Inquietos por no poder alcanzar
las cumbres de los seis dientes de los Morrones de Ladruñán nos quedamos todo
el día tras los cristales viendo como diluviaba en el tercer fin de semana de
octubre. Era necesario que lloviese después de tantos meses de fuerte sequía,
estábamos contentos por ello, pero también ansiosos por escalar. La sensación
es extraña y genera sentimientos contrapuestos. Imagino que del mismo modo se
sentirían los gladiadores romanos aguardando en la galería subterránea del
anfiteatro para salir a luchar. Nervios por terminar lo que ya no tiene vuelta
atrás por decisión propia a sabiendas de que te juegas la vida en el intento,
evocando en la mente como puede ser la gloria de la victoria o por el contrario
tu final, transmitiendo en la agonía las últimas voluntades a tu compañero -“Por
favor no dejes que esto acabe tras mi deceso, lucha por alcanzar nuestro sueño
de vencer siempre. Cuéntales a todos que fuimos muy felices intentándolo y que
nos sentimos grandes ganando esplendor y gloria en cada victoria”.

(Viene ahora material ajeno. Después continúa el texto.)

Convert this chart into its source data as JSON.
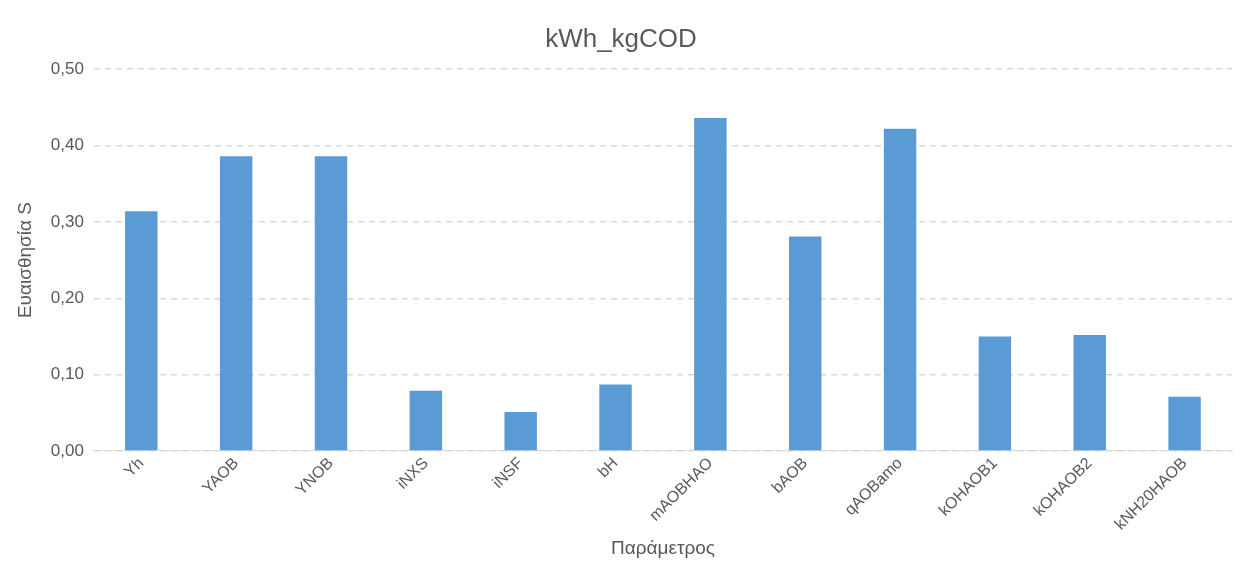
{
  "chart_data": {
    "type": "bar",
    "title": "kWh_kgCOD",
    "xlabel": "Παράμετρος",
    "ylabel": "Ευαισθησία S",
    "categories": [
      "Yh",
      "YAOB",
      "YNOB",
      "iNXS",
      "iNSF",
      "bH",
      "mAOBHAO",
      "bAOB",
      "qAOBamo",
      "kOHAOB1",
      "kOHAOB2",
      "kNH20HAOB"
    ],
    "values": [
      0.314,
      0.386,
      0.386,
      0.079,
      0.051,
      0.087,
      0.436,
      0.281,
      0.422,
      0.15,
      0.152,
      0.071
    ],
    "color": "#5b9bd5",
    "ylim": [
      0,
      0.5
    ],
    "yticks": [
      {
        "value": 0,
        "label": "0,00"
      },
      {
        "value": 0.1,
        "label": "0,10"
      },
      {
        "value": 0.2,
        "label": "0,20"
      },
      {
        "value": 0.3,
        "label": "0,30"
      },
      {
        "value": 0.4,
        "label": "0,40"
      },
      {
        "value": 0.5,
        "label": "0,50"
      }
    ],
    "grid": "y"
  }
}
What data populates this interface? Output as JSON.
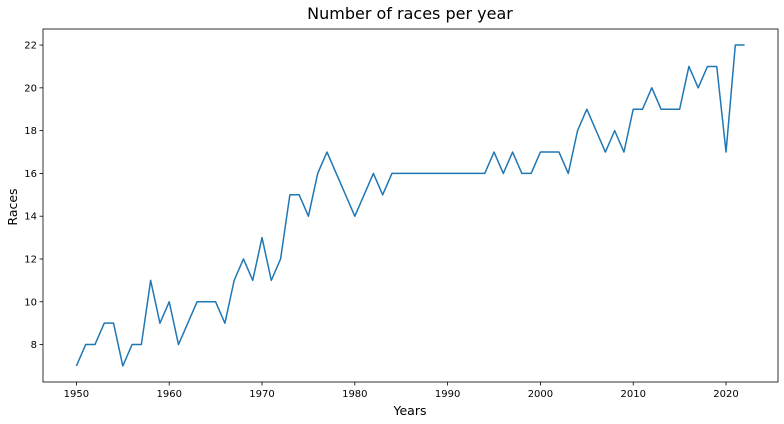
{
  "chart_data": {
    "type": "line",
    "title": "Number of races per year",
    "xlabel": "Years",
    "ylabel": "Races",
    "xlim": [
      1946.4,
      2025.6
    ],
    "ylim": [
      6.25,
      22.75
    ],
    "xticks": [
      1950,
      1960,
      1970,
      1980,
      1990,
      2000,
      2010,
      2020
    ],
    "yticks": [
      8,
      10,
      12,
      14,
      16,
      18,
      20,
      22
    ],
    "grid": false,
    "series": [
      {
        "color": "#1f77b4",
        "x": [
          1950,
          1951,
          1952,
          1953,
          1954,
          1955,
          1956,
          1957,
          1958,
          1959,
          1960,
          1961,
          1962,
          1963,
          1964,
          1965,
          1966,
          1967,
          1968,
          1969,
          1970,
          1971,
          1972,
          1973,
          1974,
          1975,
          1976,
          1977,
          1978,
          1979,
          1980,
          1981,
          1982,
          1983,
          1984,
          1985,
          1986,
          1987,
          1988,
          1989,
          1990,
          1991,
          1992,
          1993,
          1994,
          1995,
          1996,
          1997,
          1998,
          1999,
          2000,
          2001,
          2002,
          2003,
          2004,
          2005,
          2006,
          2007,
          2008,
          2009,
          2010,
          2011,
          2012,
          2013,
          2014,
          2015,
          2016,
          2017,
          2018,
          2019,
          2020,
          2021,
          2022
        ],
        "y": [
          7,
          8,
          8,
          9,
          9,
          7,
          8,
          8,
          11,
          9,
          10,
          8,
          9,
          10,
          10,
          10,
          9,
          11,
          12,
          11,
          13,
          11,
          12,
          15,
          15,
          14,
          16,
          17,
          16,
          15,
          14,
          15,
          16,
          15,
          16,
          16,
          16,
          16,
          16,
          16,
          16,
          16,
          16,
          16,
          16,
          17,
          16,
          17,
          16,
          16,
          17,
          17,
          17,
          16,
          18,
          19,
          18,
          17,
          18,
          17,
          19,
          19,
          20,
          19,
          19,
          19,
          21,
          20,
          21,
          21,
          17,
          22,
          22
        ]
      }
    ]
  }
}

Los Morrones de Ladruñán son unos
Mallos-testigo del conglomerado terciario que han quedado erguidos como
menhires, tras la denudación de los materiales que los mantenían enterrados
desde hace unos 25 millones de años. La erosión ha exhumado sus imponentes
esqueletos e impresionan a todo aquel que mantiene su mirada hacia ellos cuando
se aparecen tras la curva descendente al salir de la rambla en el camino del
Mas de Pardo. Nosotros hemos aceptado el desafío de sus miradas, escalarlos.